Por outro lado, a colocação nos aterros de resíduos orgânicos não tratados tem como consequência a libertação de gás metano que é um gás de estufa que provoca a subida da temperatura do planeta e as consequentes alterações climáticas.
A título de exemplo, por receber muitos resíduos orgânicos, o aterro atualmente existente em Portimão é responsável por 55% das emissões de gases de efeito de estufa libertados naquele concelho.
Os 28 aterros com ilegalidades
As ilegalidades detetadas referem-se à descarga direta de resíduos urbanos em aterro ou ao tratamento incompleto dos resíduos orgânicos.
Da avaliação feita, verifica-se que as situações mais problemáticas são as que ocorrem nos aterros da Ambisousa em Lousada e Penafiel e da Ecolezíria em Almeirim, nos quais são descarregados todos os resíduos urbanos indiferenciados sem qualquer tipo de tratamento prévio.

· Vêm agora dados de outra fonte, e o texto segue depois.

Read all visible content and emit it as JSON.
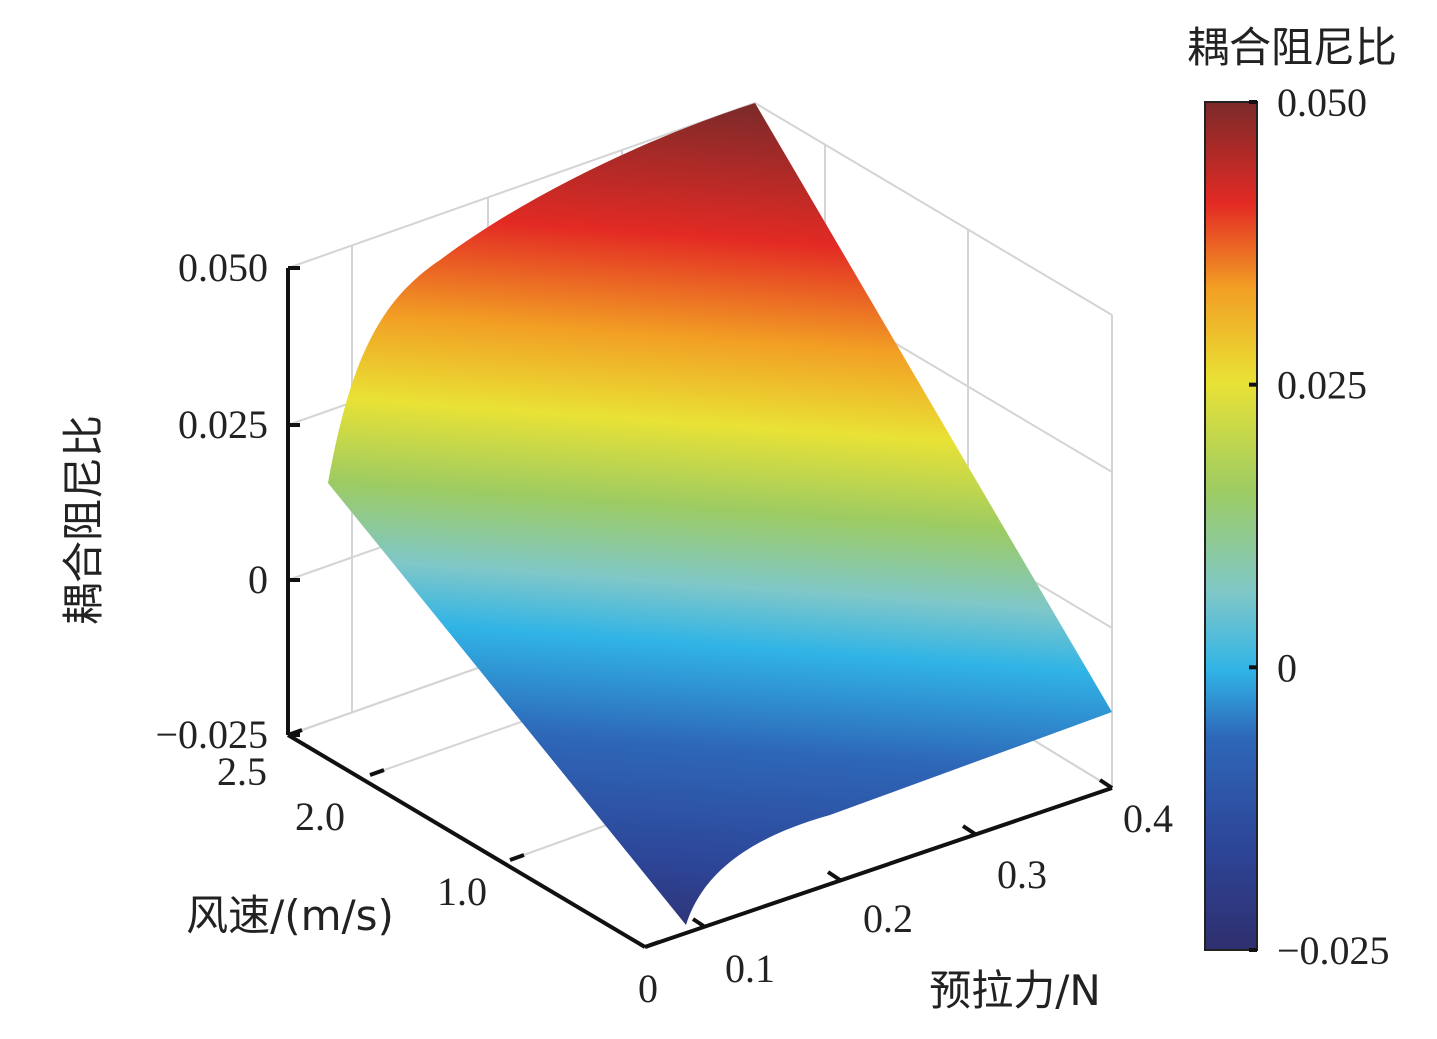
{
  "chart_data": {
    "type": "surface",
    "title": "",
    "xlabel": "预拉力/N",
    "ylabel": "风速/(m/s)",
    "zlabel": "耦合阻尼比",
    "x_ticks": [
      "0.1",
      "0.2",
      "0.3",
      "0.4"
    ],
    "y_ticks": [
      "0",
      "1.0",
      "2.0",
      "2.5"
    ],
    "z_ticks": [
      "−0.025",
      "0",
      "0.025",
      "0.050"
    ],
    "xlim": [
      0.08,
      0.4
    ],
    "ylim": [
      0,
      2.5
    ],
    "zlim": [
      -0.025,
      0.05
    ],
    "corners": {
      "x0.08_y0": -0.0235,
      "x0.4_y0": -0.008,
      "x0.08_y2.5": 0.015,
      "x0.4_y2.5": 0.05
    },
    "grid": true,
    "colorbar": {
      "title": "耦合阻尼比",
      "ticks": [
        "0.050",
        "0.025",
        "0",
        "−0.025"
      ],
      "range": [
        -0.025,
        0.05
      ],
      "colormap": [
        "#2e2f6e",
        "#2d4a9e",
        "#2f6fbf",
        "#2fb5e5",
        "#7fc7c9",
        "#9fcc5a",
        "#e8e033",
        "#f29f24",
        "#e52925",
        "#7a2a2a"
      ]
    }
  }
}
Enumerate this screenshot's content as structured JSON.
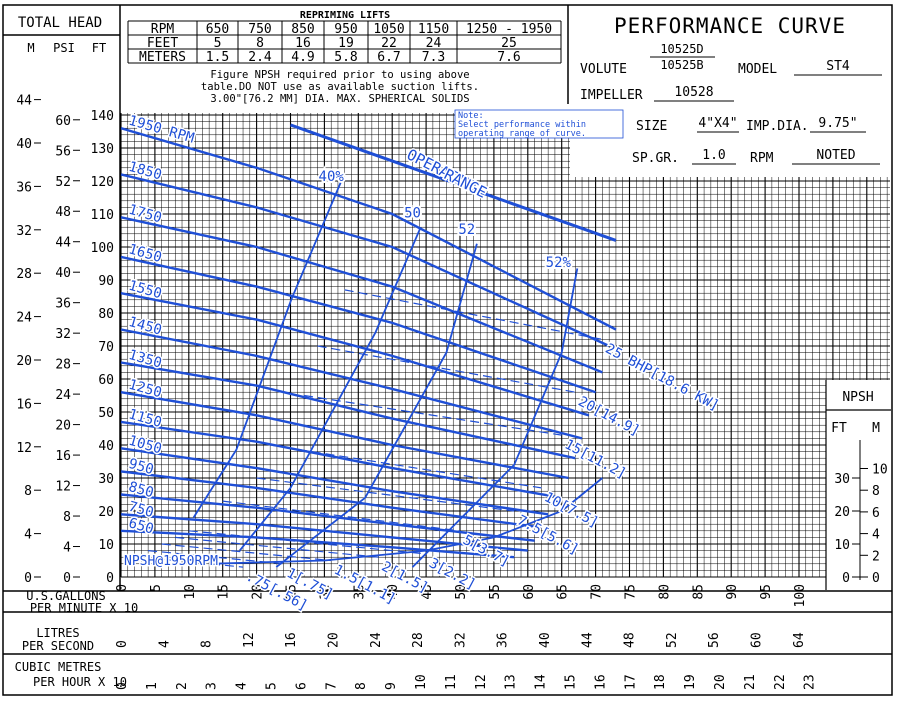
{
  "chart_data": {
    "type": "line",
    "title": "PERFORMANCE CURVE",
    "xlabel": "U.S.GALLONS PER MINUTE X 10",
    "ylabel": "TOTAL HEAD",
    "header": {
      "total_head": "TOTAL HEAD",
      "unit_m": "M",
      "unit_psi": "PSI",
      "unit_ft": "FT",
      "npsh": "NPSH",
      "npsh_ft": "FT",
      "npsh_m": "M"
    },
    "repriming": {
      "title": "REPRIMING LIFTS",
      "rows": [
        [
          "RPM",
          "650",
          "750",
          "850",
          "950",
          "1050",
          "1150",
          "1250 - 1950"
        ],
        [
          "FEET",
          "5",
          "8",
          "16",
          "19",
          "22",
          "24",
          "25"
        ],
        [
          "METERS",
          "1.5",
          "2.4",
          "4.9",
          "5.8",
          "6.7",
          "7.3",
          "7.6"
        ]
      ],
      "note": [
        "Figure NPSH required prior to using above",
        "table.DO NOT use as available suction lifts.",
        "3.00\"[76.2 MM] DIA. MAX. SPHERICAL SOLIDS"
      ]
    },
    "info": {
      "volute_label": "VOLUTE",
      "volute_top": "10525D",
      "volute_bottom": "10525B",
      "model_label": "MODEL",
      "model": "ST4",
      "impeller_label": "IMPELLER",
      "impeller": "10528",
      "size_label": "SIZE",
      "size": "4\"X4\"",
      "impdia_label": "IMP.DIA.",
      "impdia": "9.75\"",
      "spgr_label": "SP.GR.",
      "spgr": "1.0",
      "rpm_label": "RPM",
      "rpm": "NOTED"
    },
    "note_box": [
      "Note:",
      "Select performance within",
      "operating range of curve."
    ],
    "axes": {
      "x_gpm": {
        "ticks": [
          0,
          5,
          10,
          15,
          20,
          25,
          30,
          35,
          40,
          45,
          50,
          55,
          60,
          65,
          70,
          75,
          80,
          85,
          90,
          95,
          100
        ],
        "range": [
          0,
          100
        ]
      },
      "x_lps": {
        "label": [
          "LITRES",
          "PER SECOND"
        ],
        "ticks": [
          0,
          4,
          8,
          12,
          16,
          20,
          24,
          28,
          32,
          36,
          40,
          44,
          48,
          52,
          56,
          60,
          64
        ]
      },
      "x_m3h": {
        "label": [
          "CUBIC METRES",
          "PER HOUR X 10"
        ],
        "ticks": [
          0,
          1,
          2,
          3,
          4,
          5,
          6,
          7,
          8,
          9,
          10,
          11,
          12,
          13,
          14,
          15,
          16,
          17,
          18,
          19,
          20,
          21,
          22,
          23
        ]
      },
      "y_ft": {
        "ticks": [
          0,
          10,
          20,
          30,
          40,
          50,
          60,
          70,
          80,
          90,
          100,
          110,
          120,
          130,
          140
        ],
        "range": [
          0,
          140
        ]
      },
      "y_psi": {
        "ticks": [
          0,
          4,
          8,
          12,
          16,
          20,
          24,
          28,
          32,
          36,
          40,
          44,
          48,
          52,
          56,
          60
        ]
      },
      "y_m": {
        "ticks": [
          0,
          4,
          8,
          12,
          16,
          20,
          24,
          28,
          32,
          36,
          40,
          44
        ]
      },
      "npsh_ft": {
        "ticks": [
          0,
          10,
          20,
          30
        ]
      },
      "npsh_m": {
        "ticks": [
          0,
          2,
          4,
          6,
          8,
          10
        ]
      }
    },
    "series": [
      {
        "name": "1950 RPM",
        "x": [
          0,
          20,
          40,
          73
        ],
        "y": [
          136,
          124,
          110,
          75
        ]
      },
      {
        "name": "1850",
        "x": [
          0,
          20,
          40,
          72
        ],
        "y": [
          122,
          112,
          100,
          70
        ]
      },
      {
        "name": "1750",
        "x": [
          0,
          20,
          40,
          71
        ],
        "y": [
          109,
          100,
          88,
          62
        ]
      },
      {
        "name": "1650",
        "x": [
          0,
          20,
          40,
          70
        ],
        "y": [
          97,
          88,
          77,
          56
        ]
      },
      {
        "name": "1550",
        "x": [
          0,
          20,
          40,
          69
        ],
        "y": [
          86,
          78,
          67,
          49
        ]
      },
      {
        "name": "1450",
        "x": [
          0,
          20,
          40,
          68
        ],
        "y": [
          75,
          67,
          57,
          42
        ]
      },
      {
        "name": "1350",
        "x": [
          0,
          20,
          40,
          67
        ],
        "y": [
          65,
          58,
          48,
          36
        ]
      },
      {
        "name": "1250",
        "x": [
          0,
          20,
          40,
          66
        ],
        "y": [
          56,
          49,
          40,
          30
        ]
      },
      {
        "name": "1150",
        "x": [
          0,
          20,
          40,
          65
        ],
        "y": [
          47,
          41,
          33,
          24
        ]
      },
      {
        "name": "1050",
        "x": [
          0,
          20,
          40,
          63
        ],
        "y": [
          39,
          33,
          26,
          19
        ]
      },
      {
        "name": "950",
        "x": [
          0,
          20,
          40,
          62
        ],
        "y": [
          32,
          27,
          21,
          15
        ]
      },
      {
        "name": "850",
        "x": [
          0,
          20,
          40,
          61
        ],
        "y": [
          25,
          21,
          16,
          11
        ]
      },
      {
        "name": "750",
        "x": [
          0,
          20,
          40,
          60
        ],
        "y": [
          19,
          16,
          12,
          8
        ]
      },
      {
        "name": "650",
        "x": [
          0,
          20,
          40,
          58
        ],
        "y": [
          14,
          12,
          9,
          6
        ]
      }
    ],
    "efficiency": [
      {
        "label": "40%",
        "x": [
          10.7,
          17.0,
          25.1,
          32.9
        ],
        "y": [
          18.0,
          38.5,
          84.0,
          122.0
        ],
        "label_x": 31,
        "label_y": 120
      },
      {
        "label": "50",
        "x": [
          17.5,
          25.0,
          37.5,
          44.2
        ],
        "y": [
          8.0,
          27.0,
          74.0,
          106.0
        ],
        "label_x": 43,
        "label_y": 109
      },
      {
        "label": "52",
        "x": [
          22.9,
          36.0,
          48.0,
          52.5
        ],
        "y": [
          3.0,
          24.0,
          68.0,
          101.0
        ],
        "label_x": 51,
        "label_y": 104
      },
      {
        "label": "52%",
        "x": [
          43.0,
          58.0,
          65.0,
          67.3
        ],
        "y": [
          3.0,
          34.0,
          68.0,
          93.5
        ],
        "label_x": 64.5,
        "label_y": 94
      }
    ],
    "bhp_lines": [
      {
        "label": "25 BHP[18.6 KW]",
        "x": [
          33,
          71
        ],
        "y": [
          87,
          72
        ]
      },
      {
        "label": "20[14.9]",
        "x": [
          29,
          67
        ],
        "y": [
          70,
          56
        ]
      },
      {
        "label": "15[11.2]",
        "x": [
          27,
          65
        ],
        "y": [
          55,
          43
        ]
      },
      {
        "label": "10[7.5]",
        "x": [
          22,
          62
        ],
        "y": [
          40,
          27
        ]
      },
      {
        "label": "7.5[5.6]",
        "x": [
          20,
          58
        ],
        "y": [
          30,
          20
        ]
      },
      {
        "label": "5[3.7]",
        "x": [
          15,
          50
        ],
        "y": [
          23,
          14
        ]
      },
      {
        "label": "3[2.2]",
        "x": [
          10,
          45
        ],
        "y": [
          14,
          7
        ]
      },
      {
        "label": "2[1.5]",
        "x": [
          8,
          38
        ],
        "y": [
          12,
          6
        ]
      },
      {
        "label": "1.5[1.1]",
        "x": [
          6,
          31
        ],
        "y": [
          10,
          5
        ]
      },
      {
        "label": "1[.75]",
        "x": [
          4,
          24
        ],
        "y": [
          8,
          4
        ]
      },
      {
        "label": ".75[.56]",
        "x": [
          3,
          18
        ],
        "y": [
          6,
          3
        ]
      }
    ],
    "npsh_curve": {
      "label": "NPSH@1950RPM",
      "x": [
        13,
        30,
        45,
        55,
        65,
        71
      ],
      "y": [
        4,
        5,
        8,
        12,
        20,
        30
      ]
    },
    "operating_range": {
      "label": "OPERATING RANGE",
      "x": [
        25,
        73
      ],
      "y": [
        137,
        102
      ]
    }
  }
}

Num segundo nível, surgem vários aterros, em que uma parte dos resíduos sofre tratamento prévio num TMB e a outra vai diretamente para o aterro. Neste grupo, as situações mais graves, pelos quantitativos descarregados ilegalmente nos aterros, são as que ocorrem nos aterros da Algar (Loulé e Portimão), Amarsul (Palmela e Seixal), Ersuc (Aveiro e Coimbra), Resinorte (Boticas, Celorico, Lamego e Vila Real), Suldouro (Santa Maria da Feira) e Tratolixo (Mafra).
Finalmente, num terceiro nível, surgem 13 situações em que os quantitativos descarregados ilegalmente nos aterros são menos significativos.
Em relação ao aterro da RSTJ (Resitejo) na Chamusca existem algumas dúvidas sobre o seu funcionamento, pelo que ainda terá de ser feita uma avaliação complementar.
Os únicos aterros em que se pôde confirmar que não há descarga de resíduos orgânicos não tratados são os da Gesamb (Évora) e da Resialentejo (Beja).